Weight [A]=Weight [A] diff (A, R, H）/ m+diff (A, R, M）/m

Wherein A=1....N, N represent attribute number, and m refers to iterations, and diff (A, R, H) represents distances of the example R and H on attribute A；

Repeat said process m time, it is last obtain be each feature average weight, the weights of feature are bigger, and the classification capacity of expression this feature is stronger, conversely, the classification capacity of expression this feature is weaker.

Further, Wrapper methods are proposed by Kohavi, by learning algorithm as a black box, character subset is selected using the result of learning algorithm, the valuation functions of learning algorithm inherently feature subset selection, different search strategies will produce different character subsets, one search contains state space, original state, end condition and search strategy four elementses, each state representation of search space is a character subset by Kohavi, for n feature, each state has n, every represents whether a feature occurs, 1 represents occur, 0 represents to occur without, operation determines the partial ordering relation between state, the operation of Kohavi selections is increase or deletes attribute, if n feature, then search space is (2) nO, it is unpractical using the whole space of exhaustive pattern search, thus different search strategies are needed.
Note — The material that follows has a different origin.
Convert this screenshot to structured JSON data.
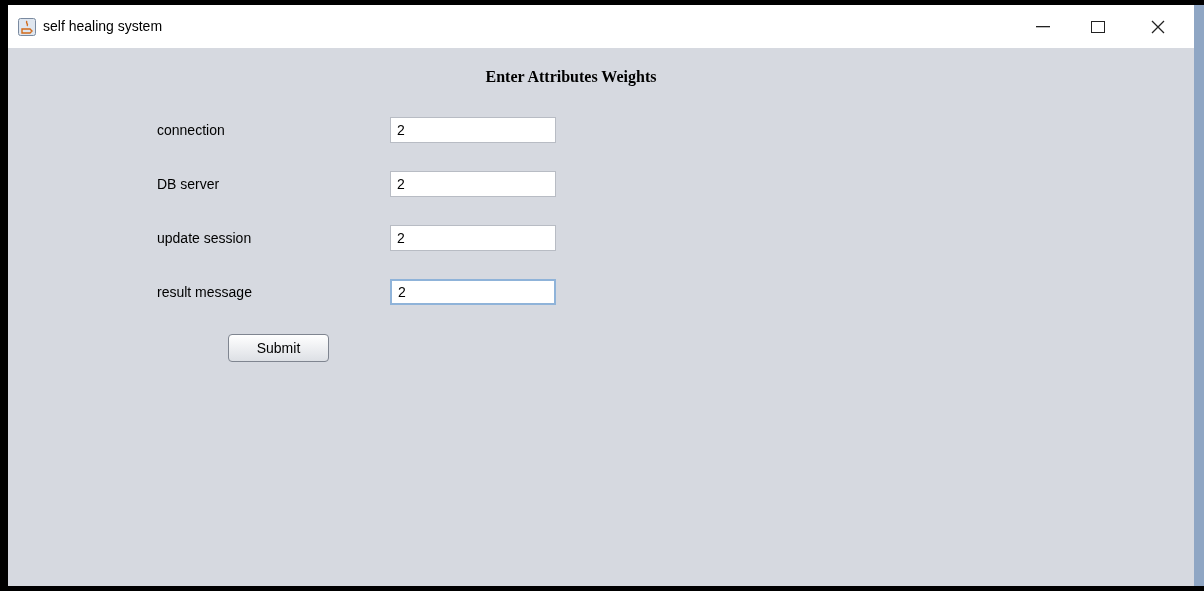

Further, accuracy and error rate are conventional classifier performance measurements, but the two measurements are uneven to class sensitive, be excessively partial to it is more several classes of, when positive and negative class ratio is 5%：In the case of 95%, even if all examples are all divided into negative class, the accuracy of grader reaches 95%, and now all positive examples all will be by mistake point, and accuracy (Acc) and error rate (Err) are expressed as follows：

According to confusion matrix, accuracy and recall rate (real rate) and other measurements can be also calculated, F-measure is combined with accuracy and recall rate, and higher F-measure means that grader has better performance in positive class；

The G-mean of the propositions such as Kubat is the geometric average of positive and negative class prediction accuracy, and G-mean is the important measure for avoiding overfitting from bearing class；

ROC curve is each point one sorter model of correspondence on point (FPrate, TPrate) track, ROC curve, and point (0,0) represents each example to be predicted into the model of negative class；Point (1,1) represents each example to be predicted into the model of positive class；Point (1, 0) it is ideal model, all positive examples are categorized as positive class, all negative examples are categorized as negative class, when drawing ROC curve, y-axis represents real rate, and x-axis represents false positive rate, one grader is used to produce a confusion matrix on a test set, and then obtain corresponding real rate (TPate) and false positive rate (FPrate), the point thus corresponded in ROC spaces, different graders then corresponds to one group of point in ROC spaces, these points are connected and can be obtained by a ROC curve, its corresponding lower section area of pictural surface is exactly AUC (area under ROC curve), assuming that grader exports score f (x) on example x, then corresponding AUC can be calculated using following formula and obtained：

Wherein：I (g) is indicator function, and N+ represents positive example instance number, and N- represents negative example instance number.

The advantage of the invention is that：

1) UCI data sets, the influence of contrast characteristic's selection and sampling order to classification performance are based on.Pretreatment is a kind of method for solving higher-dimension unbalanced data classification problem.First reduction feature (feature selecting) or first equilibrium criterion (sampling) are the matters of utmost importance that it faces.Shown in the result of study of specific application area, the classification performance first sampled after feature selecting again is more excellent.Because the experimental data of use is single, this conclusion can not be popularized；The result of study of multiple application fields then shows that processing sequence is not key factor.But because introducing man-made noise interference, its conclusion is not suitable for muting situation.Coming from herein on 12 data sets in UCI different application field, using more complete Pretreatment Test strategy, obtaining different conclusions：Before classifying to higher-dimension unbalanced data, the average AUC performances for first reducing the generation of feature releveling data are more excellent.The conclusion can provide practical advice for application study.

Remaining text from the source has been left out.